Je n'oublierais jamais la tête de ma mère quand l'hôpital a appelé. Nous n'avons jamais pu arriver à temps et il est mort, seul. Un chauffard lui avait grillé la priorité à droite et avait embouti la voiture violemment.
Ma mère m'avait ensuite reproché sa mort et je ne pouvais qu'être en accord avec elle.
Tout s’est compliqué ensuite. Je venais d'avoir dix-huit ans et après mon bac, je devais entrer dans une école pour être décoratrice. Mais Papa n'étant plus là, le nouveau budget familial avait tout remis cause. Je me suis inscrite dans une fac et j'ai fait des petits boulots de serveuse. Ma mère qui n'avait jamais travaillé, c'est mise à faire quelques ménages. Il était déjà compliqué de travailler après les cours et de réviser, mais la situation s’est aggravée. Ma mère est tombée dans une grave dépression et n'a plus décollé de son lit. Dans ces conditions, il m'était impossible de tout assumer et il fallait faire rentrer de l'argent pour nous nourrir. Pour commencer, j'ai arrêté mes études. Je trouvé un bar où je pouvais gagner bien mieux ma vie, mais où il me fallait m'asseoir sur quelques-uns de mes principes.
C'est comme ça que le Candy est devenu ma deuxième famille. Ce bar pour danseuses exotiques avait l'avantage d'avoir des pourboires généreux et de n'être qu'à dix minutes à pieds de chez moi.
Bien sûr, j'ai menti à ma mère et je ne lui ai pas dit où je travaillais. Je ne lui ai pas dit non plus quand je suis passé de serveuse à strip-teaseuse. J'ai juste mis de côté un peu plus d'argent, en espérant qu'un jour, je puisse quitter ma mère.
- Bon, il arrive ce biscuit.
- Oui Maman.
Si seulement j'osais lui dire, mais j'ai honte de vouloir l'abandonner.
- Tiens, maman, ton biscuit.
- Il est tout petit.
- Il n'y a plus que ça, j'irais faire les courses demain matin. Là, je vais bientôt devoir me préparer pour aller travailler.
- Ton travail te prend trop de temps et je m'ennuie toute seule dans ce vieil appartement.
- Tu devrais faire des activités, sortir, plutôt que de rester tout le temps alitée.
- Mais tu sais que je n'en ai pas la force.
- Je suis sûre que si, Maman. Je ne serais pas toujours là pour m'occuper de toi, tu sais.
- Comment ça, tu veux abandonner ta mère ? Tu as rencontré quelqu'un ? Tu me l'as caché ?
- Mais non Maman, je n'ai rencontré personne et je n'ai pas prévu de partir. Mais un jour, je vais bien devoir voler de mes propres ailes.
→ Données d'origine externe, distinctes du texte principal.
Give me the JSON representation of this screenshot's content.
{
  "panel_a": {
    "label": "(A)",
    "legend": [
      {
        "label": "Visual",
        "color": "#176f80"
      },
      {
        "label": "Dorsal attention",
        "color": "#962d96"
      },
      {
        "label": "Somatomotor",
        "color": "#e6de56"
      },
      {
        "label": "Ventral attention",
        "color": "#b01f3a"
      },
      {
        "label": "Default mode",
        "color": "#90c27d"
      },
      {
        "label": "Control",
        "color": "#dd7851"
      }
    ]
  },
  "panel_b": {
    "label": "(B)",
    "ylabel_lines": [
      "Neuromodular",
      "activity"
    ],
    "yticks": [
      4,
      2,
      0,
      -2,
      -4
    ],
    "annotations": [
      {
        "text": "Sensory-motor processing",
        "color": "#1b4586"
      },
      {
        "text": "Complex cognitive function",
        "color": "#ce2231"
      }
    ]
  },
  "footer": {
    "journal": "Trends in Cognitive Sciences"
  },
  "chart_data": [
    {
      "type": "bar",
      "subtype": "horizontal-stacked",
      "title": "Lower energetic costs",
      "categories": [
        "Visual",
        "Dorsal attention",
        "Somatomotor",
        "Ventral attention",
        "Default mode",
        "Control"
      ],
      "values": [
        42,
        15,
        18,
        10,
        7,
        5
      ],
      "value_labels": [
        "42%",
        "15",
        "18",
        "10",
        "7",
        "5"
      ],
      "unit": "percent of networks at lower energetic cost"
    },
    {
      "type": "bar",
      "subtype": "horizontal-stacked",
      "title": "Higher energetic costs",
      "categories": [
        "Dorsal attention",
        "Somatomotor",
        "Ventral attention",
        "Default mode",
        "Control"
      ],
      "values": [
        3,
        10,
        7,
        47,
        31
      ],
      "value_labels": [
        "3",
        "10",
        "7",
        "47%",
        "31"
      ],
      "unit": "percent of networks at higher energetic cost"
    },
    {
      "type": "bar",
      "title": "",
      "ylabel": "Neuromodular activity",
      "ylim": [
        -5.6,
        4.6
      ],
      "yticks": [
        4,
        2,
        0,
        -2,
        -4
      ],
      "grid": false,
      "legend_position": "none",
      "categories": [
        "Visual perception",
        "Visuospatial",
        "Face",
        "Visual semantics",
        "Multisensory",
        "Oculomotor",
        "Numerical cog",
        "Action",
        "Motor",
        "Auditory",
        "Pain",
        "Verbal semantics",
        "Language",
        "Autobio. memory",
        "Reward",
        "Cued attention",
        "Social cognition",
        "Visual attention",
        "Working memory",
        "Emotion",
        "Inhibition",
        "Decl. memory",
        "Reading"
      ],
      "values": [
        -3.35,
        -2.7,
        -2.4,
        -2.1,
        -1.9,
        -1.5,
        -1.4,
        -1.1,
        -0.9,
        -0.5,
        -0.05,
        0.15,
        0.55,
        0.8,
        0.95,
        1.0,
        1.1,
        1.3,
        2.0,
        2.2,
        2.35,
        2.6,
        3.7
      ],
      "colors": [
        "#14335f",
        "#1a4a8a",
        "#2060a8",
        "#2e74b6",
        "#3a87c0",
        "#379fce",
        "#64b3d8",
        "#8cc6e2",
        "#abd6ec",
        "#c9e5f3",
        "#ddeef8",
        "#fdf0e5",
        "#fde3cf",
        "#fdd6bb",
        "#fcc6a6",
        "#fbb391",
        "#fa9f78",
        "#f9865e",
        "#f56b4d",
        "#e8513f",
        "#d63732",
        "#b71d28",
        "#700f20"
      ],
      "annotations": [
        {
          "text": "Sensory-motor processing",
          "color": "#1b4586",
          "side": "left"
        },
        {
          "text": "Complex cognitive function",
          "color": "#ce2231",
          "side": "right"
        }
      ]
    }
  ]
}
- Je crois que ce jour-là, je mourrai.
- Mais non ne dit pas ça.
Et voilà le petit couplet culpabilisateur, comme à chaque fois que je lui parle de partir. S’en suivent en général des larmes et des cris et comme à chaque fois, je finis par lui dire que je ne partirais pas, pour me débarrasser de cette discussion pesante.
C'est pour ça que j'aime le Candy. Personne ne cherche à me manipuler, les choses sont claires. Je danse et en échange, on me donne un bon salaire et parfois même de très jolis pourboires.
D'ailleurs, il est l'heure, maintenant.